1. Embrace the food and catering service here with an open mind. If a menu says macaroni and cheese don’t be surprised if its noodles with some kind of milky substance on top. Perhaps one day you’ll have a craving for a Cadbury’s chocolate bar, so you’ll pop into town and spend a fortune on something that will be nothing like Cadbury’s. The point of all this is that you shouldn’t look for the well-known brands from home but look for the great local foods, there is red-red, there is Jollof rice and there are Nutro wafer thin chocolate biscuits amongst a whole host of other great foods.

The almighty red-red

2. A good day depends on the basics. If you have a good internet connection, there is water to have a proper shower and there isn’t a power cut whilst you’re trying to dice a coconut then that has been a successful day. Although little challenges add to the atmosphere and you’ll always remember playing cards with your friends by candlelight.

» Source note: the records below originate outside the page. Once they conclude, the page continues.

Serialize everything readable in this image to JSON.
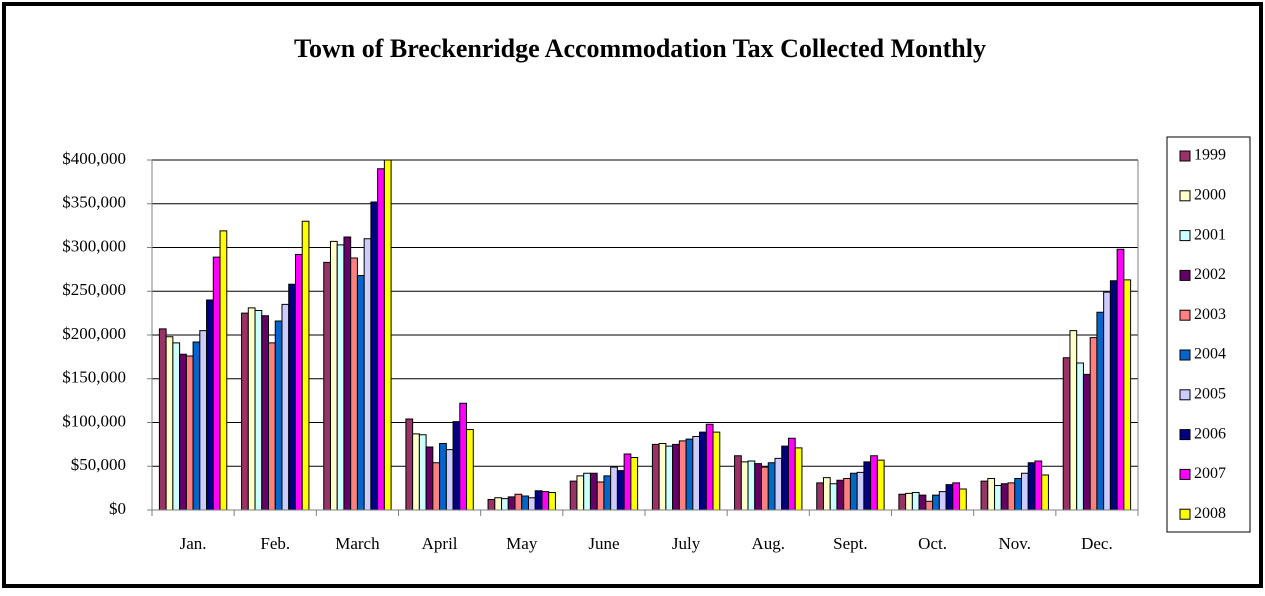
{
  "chart_data": {
    "type": "bar",
    "title": "Town of Breckenridge Accommodation Tax Collected Monthly",
    "categories": [
      "Jan.",
      "Feb.",
      "March",
      "April",
      "May",
      "June",
      "July",
      "Aug.",
      "Sept.",
      "Oct.",
      "Nov.",
      "Dec."
    ],
    "series": [
      {
        "name": "1999",
        "color": "#993366",
        "values": [
          207000,
          225000,
          283000,
          104000,
          12000,
          33000,
          75000,
          62000,
          31000,
          18000,
          33000,
          174000
        ]
      },
      {
        "name": "2000",
        "color": "#ffffcc",
        "values": [
          198000,
          231000,
          307000,
          87000,
          14000,
          39000,
          76000,
          55000,
          37000,
          19000,
          36000,
          205000
        ]
      },
      {
        "name": "2001",
        "color": "#ccffff",
        "values": [
          191000,
          228000,
          303000,
          86000,
          13000,
          42000,
          73000,
          56000,
          30000,
          20000,
          28000,
          168000
        ]
      },
      {
        "name": "2002",
        "color": "#660066",
        "values": [
          178000,
          222000,
          312000,
          72000,
          15000,
          42000,
          75000,
          53000,
          34000,
          17000,
          30000,
          155000
        ]
      },
      {
        "name": "2003",
        "color": "#ff8080",
        "values": [
          176000,
          191000,
          288000,
          54000,
          18000,
          32000,
          79000,
          49000,
          36000,
          10000,
          31000,
          197000
        ]
      },
      {
        "name": "2004",
        "color": "#0066cc",
        "values": [
          192000,
          216000,
          268000,
          76000,
          16000,
          39000,
          81000,
          54000,
          42000,
          17000,
          36000,
          226000
        ]
      },
      {
        "name": "2005",
        "color": "#ccccff",
        "values": [
          205000,
          235000,
          310000,
          69000,
          14000,
          49000,
          84000,
          59000,
          43000,
          21000,
          42000,
          249000
        ]
      },
      {
        "name": "2006",
        "color": "#000080",
        "values": [
          240000,
          258000,
          352000,
          101000,
          22000,
          45000,
          89000,
          73000,
          55000,
          29000,
          54000,
          262000
        ]
      },
      {
        "name": "2007",
        "color": "#ff00ff",
        "values": [
          289000,
          292000,
          390000,
          122000,
          21000,
          64000,
          98000,
          82000,
          62000,
          31000,
          56000,
          298000
        ]
      },
      {
        "name": "2008",
        "color": "#ffff00",
        "values": [
          319000,
          330000,
          400000,
          92000,
          20000,
          60000,
          89000,
          71000,
          57000,
          24000,
          40000,
          263000
        ]
      }
    ],
    "ylim": [
      0,
      400000
    ],
    "yticks": [
      {
        "value": 0,
        "label": "$0"
      },
      {
        "value": 50000,
        "label": "$50,000"
      },
      {
        "value": 100000,
        "label": "$100,000"
      },
      {
        "value": 150000,
        "label": "$150,000"
      },
      {
        "value": 200000,
        "label": "$200,000"
      },
      {
        "value": 250000,
        "label": "$250,000"
      },
      {
        "value": 300000,
        "label": "$300,000"
      },
      {
        "value": 350000,
        "label": "$350,000"
      },
      {
        "value": 400000,
        "label": "$400,000"
      }
    ],
    "grid": true,
    "legend": "right"
  }
}
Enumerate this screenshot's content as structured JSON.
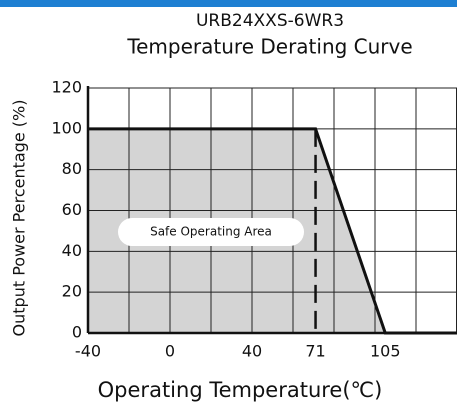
{
  "chart_data": {
    "type": "line",
    "title": "URB24XXS-6WR3",
    "subtitle": "Temperature Derating Curve",
    "x_label": "Operating Temperature(℃)",
    "y_label": "Output Power Percentage (%)",
    "annotation": "Safe Operating Area",
    "x": [
      -40,
      71,
      105,
      140
    ],
    "series": [
      {
        "name": "Derating",
        "color": "#111111",
        "values": [
          100,
          100,
          0,
          0
        ]
      }
    ],
    "xlim": [
      -40,
      140
    ],
    "xticks": [
      -40,
      0,
      40,
      71,
      105
    ],
    "xgrid": [
      -40,
      -20,
      0,
      20,
      40,
      60,
      80,
      100,
      120,
      140
    ],
    "ylim": [
      0,
      120
    ],
    "yticks": [
      0,
      20,
      40,
      60,
      80,
      100,
      120
    ],
    "grid": true,
    "area_color": "#d4d4d4"
  }
}
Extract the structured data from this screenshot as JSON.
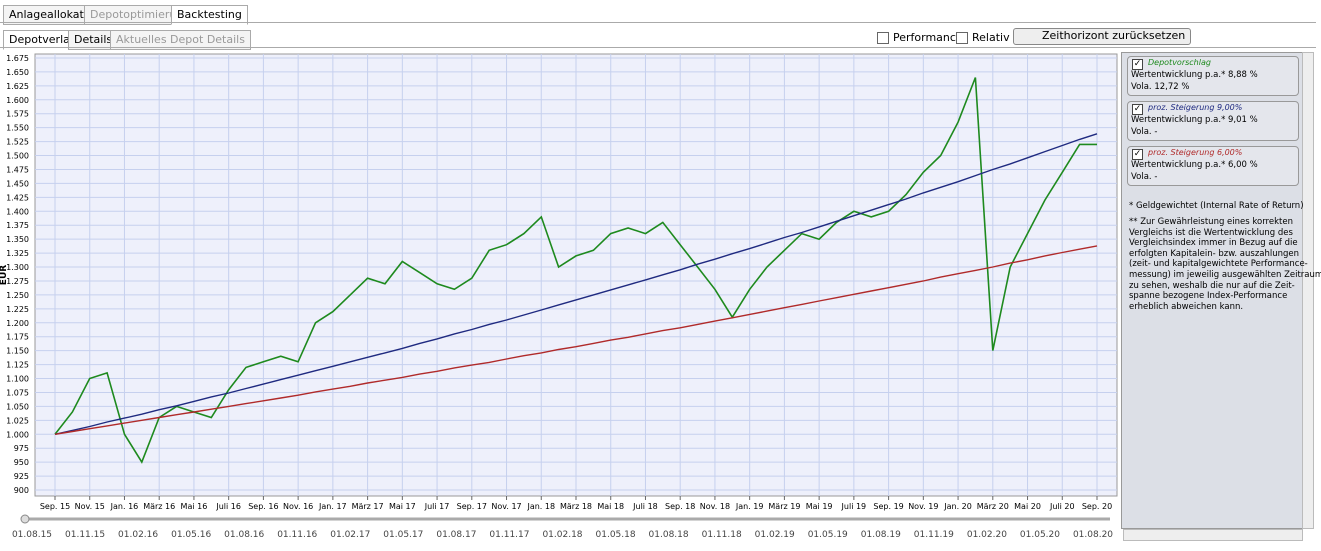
{
  "tabs": [
    "Anlageallokation",
    "Depotoptimierung",
    "Backtesting"
  ],
  "subtabs": [
    "Depotverlauf",
    "Details",
    "Aktuelles Depot Details"
  ],
  "controls": {
    "performance": "Performance",
    "relativ": "Relativ",
    "reset_button": "Zeithorizont zurücksetzen"
  },
  "chart_data": {
    "type": "line",
    "y_label": "EUR",
    "grid": true,
    "x": [
      "2015-09",
      "2015-10",
      "2015-11",
      "2015-12",
      "2016-01",
      "2016-02",
      "2016-03",
      "2016-04",
      "2016-05",
      "2016-06",
      "2016-07",
      "2016-08",
      "2016-09",
      "2016-10",
      "2016-11",
      "2016-12",
      "2017-01",
      "2017-02",
      "2017-03",
      "2017-04",
      "2017-05",
      "2017-06",
      "2017-07",
      "2017-08",
      "2017-09",
      "2017-10",
      "2017-11",
      "2017-12",
      "2018-01",
      "2018-02",
      "2018-03",
      "2018-04",
      "2018-05",
      "2018-06",
      "2018-07",
      "2018-08",
      "2018-09",
      "2018-10",
      "2018-11",
      "2018-12",
      "2019-01",
      "2019-02",
      "2019-03",
      "2019-04",
      "2019-05",
      "2019-06",
      "2019-07",
      "2019-08",
      "2019-09",
      "2019-10",
      "2019-11",
      "2019-12",
      "2020-01",
      "2020-02",
      "2020-03",
      "2020-04",
      "2020-05",
      "2020-06",
      "2020-07",
      "2020-08",
      "2020-09"
    ],
    "xticks": [
      {
        "value": "2015-09",
        "label": "Sep. 15"
      },
      {
        "value": "2015-11",
        "label": "Nov. 15"
      },
      {
        "value": "2016-01",
        "label": "Jan. 16"
      },
      {
        "value": "2016-03",
        "label": "März 16"
      },
      {
        "value": "2016-05",
        "label": "Mai 16"
      },
      {
        "value": "2016-07",
        "label": "Juli 16"
      },
      {
        "value": "2016-09",
        "label": "Sep. 16"
      },
      {
        "value": "2016-11",
        "label": "Nov. 16"
      },
      {
        "value": "2017-01",
        "label": "Jan. 17"
      },
      {
        "value": "2017-03",
        "label": "März 17"
      },
      {
        "value": "2017-05",
        "label": "Mai 17"
      },
      {
        "value": "2017-07",
        "label": "Juli 17"
      },
      {
        "value": "2017-09",
        "label": "Sep. 17"
      },
      {
        "value": "2017-11",
        "label": "Nov. 17"
      },
      {
        "value": "2018-01",
        "label": "Jan. 18"
      },
      {
        "value": "2018-03",
        "label": "März 18"
      },
      {
        "value": "2018-05",
        "label": "Mai 18"
      },
      {
        "value": "2018-07",
        "label": "Juli 18"
      },
      {
        "value": "2018-09",
        "label": "Sep. 18"
      },
      {
        "value": "2018-11",
        "label": "Nov. 18"
      },
      {
        "value": "2019-01",
        "label": "Jan. 19"
      },
      {
        "value": "2019-03",
        "label": "März 19"
      },
      {
        "value": "2019-05",
        "label": "Mai 19"
      },
      {
        "value": "2019-07",
        "label": "Juli 19"
      },
      {
        "value": "2019-09",
        "label": "Sep. 19"
      },
      {
        "value": "2019-11",
        "label": "Nov. 19"
      },
      {
        "value": "2020-01",
        "label": "Jan. 20"
      },
      {
        "value": "2020-03",
        "label": "März 20"
      },
      {
        "value": "2020-05",
        "label": "Mai 20"
      },
      {
        "value": "2020-07",
        "label": "Juli 20"
      },
      {
        "value": "2020-09",
        "label": "Sep. 20"
      }
    ],
    "ylim": [
      900,
      1675
    ],
    "yticks": [
      900,
      925,
      950,
      975,
      {
        "value": 1000,
        "label": "1.000"
      },
      {
        "value": 1025,
        "label": "1.025"
      },
      {
        "value": 1050,
        "label": "1.050"
      },
      {
        "value": 1075,
        "label": "1.075"
      },
      {
        "value": 1100,
        "label": "1.100"
      },
      {
        "value": 1125,
        "label": "1.125"
      },
      {
        "value": 1150,
        "label": "1.150"
      },
      {
        "value": 1175,
        "label": "1.175"
      },
      {
        "value": 1200,
        "label": "1.200"
      },
      {
        "value": 1225,
        "label": "1.225"
      },
      {
        "value": 1250,
        "label": "1.250"
      },
      {
        "value": 1275,
        "label": "1.275"
      },
      {
        "value": 1300,
        "label": "1.300"
      },
      {
        "value": 1325,
        "label": "1.325"
      },
      {
        "value": 1350,
        "label": "1.350"
      },
      {
        "value": 1375,
        "label": "1.375"
      },
      {
        "value": 1400,
        "label": "1.400"
      },
      {
        "value": 1425,
        "label": "1.425"
      },
      {
        "value": 1450,
        "label": "1.450"
      },
      {
        "value": 1475,
        "label": "1.475"
      },
      {
        "value": 1500,
        "label": "1.500"
      },
      {
        "value": 1525,
        "label": "1.525"
      },
      {
        "value": 1550,
        "label": "1.550"
      },
      {
        "value": 1575,
        "label": "1.575"
      },
      {
        "value": 1600,
        "label": "1.600"
      },
      {
        "value": 1625,
        "label": "1.625"
      },
      {
        "value": 1650,
        "label": "1.650"
      },
      {
        "value": 1675,
        "label": "1.675"
      }
    ],
    "series": [
      {
        "name": "Depotvorschlag",
        "color": "#1e8a1e",
        "values": [
          1000,
          1040,
          1100,
          1110,
          1000,
          950,
          1030,
          1050,
          1040,
          1030,
          1080,
          1120,
          1130,
          1140,
          1130,
          1200,
          1220,
          1250,
          1280,
          1270,
          1310,
          1290,
          1270,
          1260,
          1280,
          1330,
          1340,
          1360,
          1390,
          1300,
          1320,
          1330,
          1360,
          1370,
          1360,
          1380,
          1340,
          1300,
          1260,
          1210,
          1260,
          1300,
          1330,
          1360,
          1350,
          1380,
          1400,
          1390,
          1400,
          1430,
          1470,
          1500,
          1560,
          1640,
          1150,
          1300,
          1360,
          1420,
          1470,
          1520,
          1520
        ]
      },
      {
        "name": "proz. Steigerung 9,00%",
        "color": "#1f2a80",
        "values": [
          1000,
          1007,
          1014,
          1022,
          1029,
          1036,
          1044,
          1051,
          1059,
          1067,
          1074,
          1082,
          1090,
          1098,
          1106,
          1114,
          1122,
          1130,
          1138,
          1146,
          1154,
          1163,
          1171,
          1180,
          1188,
          1197,
          1205,
          1214,
          1223,
          1232,
          1241,
          1250,
          1259,
          1268,
          1277,
          1286,
          1295,
          1305,
          1314,
          1324,
          1333,
          1343,
          1353,
          1362,
          1372,
          1382,
          1392,
          1402,
          1412,
          1422,
          1433,
          1443,
          1453,
          1464,
          1475,
          1485,
          1496,
          1507,
          1518,
          1529,
          1539
        ]
      },
      {
        "name": "proz. Steigerung 6,00%",
        "color": "#b02a2a",
        "values": [
          1000,
          1005,
          1010,
          1015,
          1020,
          1025,
          1030,
          1035,
          1040,
          1045,
          1050,
          1055,
          1060,
          1065,
          1070,
          1076,
          1081,
          1086,
          1092,
          1097,
          1102,
          1108,
          1113,
          1119,
          1124,
          1129,
          1135,
          1141,
          1146,
          1152,
          1157,
          1163,
          1169,
          1174,
          1180,
          1186,
          1191,
          1197,
          1203,
          1209,
          1215,
          1221,
          1227,
          1233,
          1239,
          1245,
          1251,
          1257,
          1263,
          1269,
          1275,
          1282,
          1288,
          1294,
          1300,
          1307,
          1313,
          1320,
          1326,
          1332,
          1338
        ]
      }
    ]
  },
  "legend_panel": {
    "entries": [
      {
        "line1": "Wertentwicklung p.a.* 8,88 %",
        "line2": "Vola. 12,72 %"
      },
      {
        "line1": "Wertentwicklung p.a.* 9,01 %",
        "line2": "Vola. -"
      },
      {
        "line1": "Wertentwicklung p.a.* 6,00 %",
        "line2": "Vola. -"
      }
    ],
    "note1": "* Geldgewichtet (Internal Rate of Return)",
    "note2": [
      "** Zur Gewährleistung eines korrekten",
      "Vergleichs ist die Wertentwicklung des",
      "Vergleichsindex immer in Bezug auf die",
      "erfolgten Kapitalein- bzw. auszahlungen",
      "(zeit- und kapitalgewichtete Performance-",
      "messung) im jeweilig ausgewählten Zeitraum",
      "zu sehen, weshalb die nur auf die Zeit-",
      "spanne bezogene Index-Performance",
      "erheblich abweichen kann."
    ]
  },
  "timeline_labels": [
    "01.08.15",
    "01.11.15",
    "01.02.16",
    "01.05.16",
    "01.08.16",
    "01.11.16",
    "01.02.17",
    "01.05.17",
    "01.08.17",
    "01.11.17",
    "01.02.18",
    "01.05.18",
    "01.08.18",
    "01.11.18",
    "01.02.19",
    "01.05.19",
    "01.08.19",
    "01.11.19",
    "01.02.20",
    "01.05.20",
    "01.08.20"
  ]
}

3. Never judge a bucket shower, it is refreshing and quicker than a normal shower. Yes it’s inconvenient to trek to the outside tap wrapped in your towel whilst the local kids shout out for the ‘white man’, ‘saliminga’ or ‘fresh white’ to come play an energetic game of frisbee with them but it’s a way of life. You get used to it very quickly.

Nasim with our two cutest neighbours

4. Handing out your phone number is similar to opening Pandora’s Box. Some of the folk out here won’t stop ringing you day or night. Be it your preferred cabbie asking if you need a lift or the doctor you’ve met, whilst looking after your friend who was being treated with malaria, asking you to be his wife. What we have learnt is that everyone wants to be your friend and the desire is expressed in a way that’s very different to one that we have been used to.

5. Get cosy. In your down time back at the house there will not be any internet, TV or even much loved board games to spend your evenings with. What there will be is your team leader’s hard drive with a treasure trove of TV series and at some point there will be one too many people in a bed trying to watch Game of Thrones.

6. Get very cosy. A reoccurring event (if you are working with other volunteers) is that at the weekends you’ll most likely want to relax with your mates from other towns and as you go to meet them you’ll probably stay in their bed. It is common place for four people to stay in a single bed, attempts have been made for six to stay in a bed. If you don’t want to share a bed you’ll be stuck with the hard floor. It’s never an easy choice.

These are just some of the experiences we have had so far and hope what we have passed on to you will be helpful to where ever you find yourself.